Sony BMG (18 Tracks; 46:36 Min.)
In dem Film des Berliner Regisseurs Chris Kraus geht es um die Lehrer/Schüler-Beziehung einer älteren, verbitterten Klavierlehrerin (Monica Bleibtreu) und ihrer jungen, sehr talentierten , aber selbstzerstörerischen Schülerin (Hannah Herzsprung). Der Film hat einen über sechs Jahre währenden Produktionsprozess hinter sich und sollte sogar ursprünglich als europäische Großproduktion mit Jeanne Moreau in der Hauptrolle gedreht werden. Dann sprang urplötzlich ein großer Produzent ab. Alles wurde anders, schmaler, kleiner und schwieriger – und herausgekommen ist einer der schönsten „Musikfilme“ der letzten Jahre.
Die Komponistin Annette Focks und Regisseur Chris Kraus nähern sich ihren beiden Hauptdarstellerinnen mit einer auf die jeweilige Person ausgerichteten Tonsprache.
Sind die Gefühle der Lehrerin scheinbar gänzlich von ihrer innigen Liebe zur klassischen Musik und ihrer Interpretation vereinnahmt, befreit sich die Schülerin mit einer ihr völlig eigenen improvisierten rhythmisch-perkussiven Klangsprache von ihrem emotionalen Druck.
Immer wieder ist es Schuberts wunderbares Impromptu Nr. 2 As-Dur, D 935 das mit den Erinnerungen der Lehrerin, deren Charakter sich völlig in der Vergangenheit verliert, manchmal geradezu über dem Film zu schweben scheint – im völligen Gegensatz zu den expressiven körperenergetischen Ausbrüchen der Schülerin am Klavier, die sich erst zu den von Annette Focks komponierten aufreibenden hämmernden Rhythmen richtig abreagieren kann. Zwischen diesen beiden Extremen steht Mozart, der im Film als Fingerübung und Lehrstück herhalten darf, ein völlig belangloser und fader Song namens Right Into My World und ein atmosphärischer, sehr dem Film verhafteter Score. Der Komponist Jan Tilman Schade lieferte noch zwei der für die Hauptprotagonistin so wichtigen Improvisationsstücke.
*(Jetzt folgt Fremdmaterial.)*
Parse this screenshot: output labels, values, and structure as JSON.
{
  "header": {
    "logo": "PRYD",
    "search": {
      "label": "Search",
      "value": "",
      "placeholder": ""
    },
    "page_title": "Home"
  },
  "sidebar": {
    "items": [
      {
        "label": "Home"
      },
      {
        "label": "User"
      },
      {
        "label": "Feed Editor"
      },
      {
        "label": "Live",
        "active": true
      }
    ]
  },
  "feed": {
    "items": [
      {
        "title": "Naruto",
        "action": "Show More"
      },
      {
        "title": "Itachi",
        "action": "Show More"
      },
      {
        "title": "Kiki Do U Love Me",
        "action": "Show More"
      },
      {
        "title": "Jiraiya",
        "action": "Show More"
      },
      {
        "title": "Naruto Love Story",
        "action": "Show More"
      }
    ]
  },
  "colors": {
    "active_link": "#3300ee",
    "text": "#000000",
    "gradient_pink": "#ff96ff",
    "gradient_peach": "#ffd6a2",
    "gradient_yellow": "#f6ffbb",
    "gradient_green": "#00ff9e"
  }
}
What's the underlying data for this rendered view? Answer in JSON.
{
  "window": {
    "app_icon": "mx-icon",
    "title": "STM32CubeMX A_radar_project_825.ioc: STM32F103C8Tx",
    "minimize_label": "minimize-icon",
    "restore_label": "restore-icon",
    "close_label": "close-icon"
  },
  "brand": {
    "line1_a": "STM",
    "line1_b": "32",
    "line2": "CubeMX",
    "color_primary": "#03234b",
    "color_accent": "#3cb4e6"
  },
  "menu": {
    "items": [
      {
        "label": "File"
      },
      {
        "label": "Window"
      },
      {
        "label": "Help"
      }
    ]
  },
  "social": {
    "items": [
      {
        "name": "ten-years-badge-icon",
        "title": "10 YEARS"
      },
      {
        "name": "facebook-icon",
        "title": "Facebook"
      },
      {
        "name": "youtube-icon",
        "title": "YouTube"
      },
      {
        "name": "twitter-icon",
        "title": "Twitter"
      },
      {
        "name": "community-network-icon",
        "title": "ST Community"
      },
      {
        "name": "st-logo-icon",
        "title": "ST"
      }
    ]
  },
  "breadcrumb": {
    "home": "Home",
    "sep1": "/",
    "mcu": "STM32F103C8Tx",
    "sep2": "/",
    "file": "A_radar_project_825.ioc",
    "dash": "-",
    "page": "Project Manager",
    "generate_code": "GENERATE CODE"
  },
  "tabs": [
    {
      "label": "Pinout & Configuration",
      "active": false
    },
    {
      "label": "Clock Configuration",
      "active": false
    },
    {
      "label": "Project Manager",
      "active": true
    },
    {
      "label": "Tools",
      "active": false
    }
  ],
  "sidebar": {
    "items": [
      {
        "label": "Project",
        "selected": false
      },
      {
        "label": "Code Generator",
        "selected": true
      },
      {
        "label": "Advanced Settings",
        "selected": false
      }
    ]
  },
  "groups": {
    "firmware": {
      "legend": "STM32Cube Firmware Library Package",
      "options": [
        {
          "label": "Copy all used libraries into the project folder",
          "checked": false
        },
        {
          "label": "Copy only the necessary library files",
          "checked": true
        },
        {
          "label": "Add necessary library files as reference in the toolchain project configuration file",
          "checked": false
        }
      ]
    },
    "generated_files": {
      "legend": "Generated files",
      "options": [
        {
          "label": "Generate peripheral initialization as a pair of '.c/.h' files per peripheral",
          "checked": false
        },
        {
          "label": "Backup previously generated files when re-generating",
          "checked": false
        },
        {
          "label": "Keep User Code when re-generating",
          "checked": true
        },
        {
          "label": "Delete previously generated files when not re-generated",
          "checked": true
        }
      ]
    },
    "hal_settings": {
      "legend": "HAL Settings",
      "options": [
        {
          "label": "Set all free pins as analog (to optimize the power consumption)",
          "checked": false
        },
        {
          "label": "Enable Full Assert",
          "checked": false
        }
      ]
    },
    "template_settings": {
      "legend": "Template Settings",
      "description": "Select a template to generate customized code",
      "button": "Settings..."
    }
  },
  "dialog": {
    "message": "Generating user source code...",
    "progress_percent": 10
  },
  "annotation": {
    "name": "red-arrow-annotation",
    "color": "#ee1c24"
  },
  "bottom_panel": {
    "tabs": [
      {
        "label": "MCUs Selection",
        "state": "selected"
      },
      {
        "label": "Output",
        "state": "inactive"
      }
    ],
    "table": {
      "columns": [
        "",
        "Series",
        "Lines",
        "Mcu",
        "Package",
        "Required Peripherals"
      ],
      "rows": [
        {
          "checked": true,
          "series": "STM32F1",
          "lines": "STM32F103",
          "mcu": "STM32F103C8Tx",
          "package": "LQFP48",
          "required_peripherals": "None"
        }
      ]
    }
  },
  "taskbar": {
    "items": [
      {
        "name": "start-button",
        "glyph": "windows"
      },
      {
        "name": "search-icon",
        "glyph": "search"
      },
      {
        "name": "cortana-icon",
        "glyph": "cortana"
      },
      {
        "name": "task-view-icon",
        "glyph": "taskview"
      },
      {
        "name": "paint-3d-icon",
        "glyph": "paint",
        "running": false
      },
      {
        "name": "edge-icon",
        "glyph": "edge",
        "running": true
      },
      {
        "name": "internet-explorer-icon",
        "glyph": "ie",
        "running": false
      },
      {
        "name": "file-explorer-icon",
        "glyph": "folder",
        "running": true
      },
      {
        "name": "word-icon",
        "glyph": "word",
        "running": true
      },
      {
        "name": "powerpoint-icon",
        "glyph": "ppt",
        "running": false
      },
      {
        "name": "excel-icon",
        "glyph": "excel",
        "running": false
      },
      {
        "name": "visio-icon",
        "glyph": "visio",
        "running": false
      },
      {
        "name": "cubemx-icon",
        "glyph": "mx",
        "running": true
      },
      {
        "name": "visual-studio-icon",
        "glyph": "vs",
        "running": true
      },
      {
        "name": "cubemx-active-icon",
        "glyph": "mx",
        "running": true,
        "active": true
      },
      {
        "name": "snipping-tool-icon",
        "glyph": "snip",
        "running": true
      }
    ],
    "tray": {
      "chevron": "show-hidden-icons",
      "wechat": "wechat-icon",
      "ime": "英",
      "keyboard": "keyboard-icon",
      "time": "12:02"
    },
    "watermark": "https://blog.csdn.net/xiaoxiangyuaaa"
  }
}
Ihren Frieden findet die Schülerin in dem von Annette Focks komponierten Stück Jennys Abschlusskonzert, einem Mix aus Klassik und Moderne, der der gefundenen Balance im Leben der jungen Frau vollkommen entspricht.
Erst durch die Musik werden Bilder und Charaktere wirklich zu einem Ganzen, und genau das ist es, was Vier Minuten zu einem richtig guten Film macht. Und die CD ist ein perfektes Erinnerungsstück für jeden, der sich ein wenig von Schubert und Focks in diesem Film hat gefangen nehmen lassen.